The Purple and Orange 'suicide' crabs migrate through a couple of times a year and will swarm into your house if you leave the door open. They have an unfortunate habit of getting squashed on the road... They seem to thrive on the challenge of trying to bite the tires of on coming cars with raised open claws. We all face different challenges on our journey, it is fortunate I guess that they have power in numbers. I am probably leaving out a few more entertaining species of local critters but that is what I see and get to experience on a daily basis just at my house, hanging in my hammock on the front porch. It's even more mind blowing what i see when i go out in the deep jungle or into the park land...

The royal blue butterflies and the hummingbirds help keep it real as they have their own unique effortlessness about them... Nature is Bliss, support it, enjoy it, protect it, nourish it, roll around and revel in it as much as you can. We have taken a lot from the mother earth and she just keeps giving back despite our nearsightedness. With all of the Bombs and nuclear power plants we have created it is amazing we have made it this far as a species. We are still so primitive in so many ways. We as the top primates have to take responsibility to govern the future of the planet.

"When you are in doubt, do only that which benefits the Earth..."

If we were a more advanced species this would be the 1st Commandment. In yoga it is the first commandment, Ahimsa a.k.a. Non Harming. Not to worry, it is the top priority for a lot of us and we shall be heard. Move towards earth causes, earth people and sustainable events and communities.
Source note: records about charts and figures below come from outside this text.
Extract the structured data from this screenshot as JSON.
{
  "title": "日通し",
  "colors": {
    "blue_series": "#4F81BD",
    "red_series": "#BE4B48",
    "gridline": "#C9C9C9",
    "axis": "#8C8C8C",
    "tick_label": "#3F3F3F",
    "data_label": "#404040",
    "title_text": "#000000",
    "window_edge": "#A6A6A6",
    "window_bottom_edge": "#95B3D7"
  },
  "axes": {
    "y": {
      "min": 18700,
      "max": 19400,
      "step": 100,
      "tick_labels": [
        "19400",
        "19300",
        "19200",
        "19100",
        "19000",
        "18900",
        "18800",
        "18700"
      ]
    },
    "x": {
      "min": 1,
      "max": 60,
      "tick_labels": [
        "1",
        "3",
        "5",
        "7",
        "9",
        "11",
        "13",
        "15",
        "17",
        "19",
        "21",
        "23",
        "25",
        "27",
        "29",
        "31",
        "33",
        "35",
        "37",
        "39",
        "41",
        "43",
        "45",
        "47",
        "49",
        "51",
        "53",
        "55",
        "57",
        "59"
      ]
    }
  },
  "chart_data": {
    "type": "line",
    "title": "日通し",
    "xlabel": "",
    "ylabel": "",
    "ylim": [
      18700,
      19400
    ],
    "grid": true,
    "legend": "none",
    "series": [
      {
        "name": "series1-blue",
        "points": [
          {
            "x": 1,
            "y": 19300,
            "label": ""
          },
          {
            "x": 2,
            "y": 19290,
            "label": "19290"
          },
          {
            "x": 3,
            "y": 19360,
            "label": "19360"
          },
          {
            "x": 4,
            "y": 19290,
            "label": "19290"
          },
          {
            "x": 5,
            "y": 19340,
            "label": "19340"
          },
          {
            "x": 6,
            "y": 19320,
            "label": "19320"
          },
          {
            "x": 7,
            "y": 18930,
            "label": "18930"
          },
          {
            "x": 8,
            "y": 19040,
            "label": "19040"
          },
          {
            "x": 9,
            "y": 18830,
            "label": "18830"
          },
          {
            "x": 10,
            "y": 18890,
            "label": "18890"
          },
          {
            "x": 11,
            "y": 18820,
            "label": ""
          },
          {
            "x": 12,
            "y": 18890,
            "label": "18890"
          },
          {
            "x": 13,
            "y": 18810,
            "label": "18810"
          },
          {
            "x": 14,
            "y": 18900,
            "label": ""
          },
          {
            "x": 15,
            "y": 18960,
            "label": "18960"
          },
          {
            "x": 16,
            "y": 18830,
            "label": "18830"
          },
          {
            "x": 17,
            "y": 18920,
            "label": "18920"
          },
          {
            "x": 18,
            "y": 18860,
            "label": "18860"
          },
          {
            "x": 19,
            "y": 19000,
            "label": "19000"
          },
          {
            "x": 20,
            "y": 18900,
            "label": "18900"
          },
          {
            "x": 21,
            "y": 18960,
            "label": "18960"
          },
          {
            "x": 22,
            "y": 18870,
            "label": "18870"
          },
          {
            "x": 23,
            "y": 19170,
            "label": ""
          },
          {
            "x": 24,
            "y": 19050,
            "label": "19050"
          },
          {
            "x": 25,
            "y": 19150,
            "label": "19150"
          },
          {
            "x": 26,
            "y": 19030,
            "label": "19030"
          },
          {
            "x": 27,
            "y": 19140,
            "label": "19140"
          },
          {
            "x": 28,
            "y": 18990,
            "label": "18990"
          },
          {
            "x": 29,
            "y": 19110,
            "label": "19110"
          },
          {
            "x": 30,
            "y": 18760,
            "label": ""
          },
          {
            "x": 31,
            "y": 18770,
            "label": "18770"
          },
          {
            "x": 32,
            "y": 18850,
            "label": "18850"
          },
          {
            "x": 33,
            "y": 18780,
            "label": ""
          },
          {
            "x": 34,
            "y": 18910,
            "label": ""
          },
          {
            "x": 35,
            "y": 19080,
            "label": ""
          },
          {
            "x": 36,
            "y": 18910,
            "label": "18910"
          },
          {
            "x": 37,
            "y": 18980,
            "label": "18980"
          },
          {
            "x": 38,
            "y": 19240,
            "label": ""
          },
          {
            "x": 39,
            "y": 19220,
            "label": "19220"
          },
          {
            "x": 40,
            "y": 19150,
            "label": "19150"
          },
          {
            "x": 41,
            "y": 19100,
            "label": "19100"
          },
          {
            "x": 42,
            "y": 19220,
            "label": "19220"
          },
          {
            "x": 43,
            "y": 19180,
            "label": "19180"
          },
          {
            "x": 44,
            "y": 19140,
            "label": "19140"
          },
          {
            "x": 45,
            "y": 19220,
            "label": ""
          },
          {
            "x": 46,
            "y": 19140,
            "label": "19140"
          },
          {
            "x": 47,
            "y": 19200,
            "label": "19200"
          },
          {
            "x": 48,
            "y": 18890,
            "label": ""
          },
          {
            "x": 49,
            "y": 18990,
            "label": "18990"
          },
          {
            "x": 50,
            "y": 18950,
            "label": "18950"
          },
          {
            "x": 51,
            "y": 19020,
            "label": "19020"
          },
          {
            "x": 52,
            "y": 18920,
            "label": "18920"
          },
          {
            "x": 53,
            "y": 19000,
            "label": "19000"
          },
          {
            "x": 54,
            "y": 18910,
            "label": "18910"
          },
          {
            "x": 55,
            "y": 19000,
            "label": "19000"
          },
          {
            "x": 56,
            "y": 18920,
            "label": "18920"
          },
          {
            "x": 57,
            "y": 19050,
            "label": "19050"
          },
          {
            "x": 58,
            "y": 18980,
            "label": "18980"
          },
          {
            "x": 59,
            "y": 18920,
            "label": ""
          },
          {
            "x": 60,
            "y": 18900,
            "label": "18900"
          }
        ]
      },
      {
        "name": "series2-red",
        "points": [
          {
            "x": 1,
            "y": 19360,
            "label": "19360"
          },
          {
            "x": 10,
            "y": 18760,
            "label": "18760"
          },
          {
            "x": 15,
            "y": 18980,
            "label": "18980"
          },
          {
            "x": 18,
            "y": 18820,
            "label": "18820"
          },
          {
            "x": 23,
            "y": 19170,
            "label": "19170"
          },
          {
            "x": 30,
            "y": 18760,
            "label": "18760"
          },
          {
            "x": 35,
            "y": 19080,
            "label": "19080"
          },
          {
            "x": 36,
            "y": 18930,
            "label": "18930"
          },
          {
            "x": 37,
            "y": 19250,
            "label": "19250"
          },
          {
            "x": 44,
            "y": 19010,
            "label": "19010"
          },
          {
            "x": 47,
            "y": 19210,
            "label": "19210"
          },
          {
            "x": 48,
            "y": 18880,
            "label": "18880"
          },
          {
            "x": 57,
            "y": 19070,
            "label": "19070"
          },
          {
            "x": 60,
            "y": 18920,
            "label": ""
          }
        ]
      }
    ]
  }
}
Stay close to nature, however you can, wherever you are. That is where God/ spirit / source energy resides. Love the animals... All of them. If you are thinking of a good place to thaw out this winter, consider Costa Rica. All natural power, no military or nuclear anything, strong Organic communities, banned GMO's, some of lowest crime rates in the Americas and the most protected parkland of any country per size, 23%. Try to travel to and support a country that does not partake in war!! There are 23 all over the world. Google it! BIG Love!!! It just feels different here... Pura Vida!!!!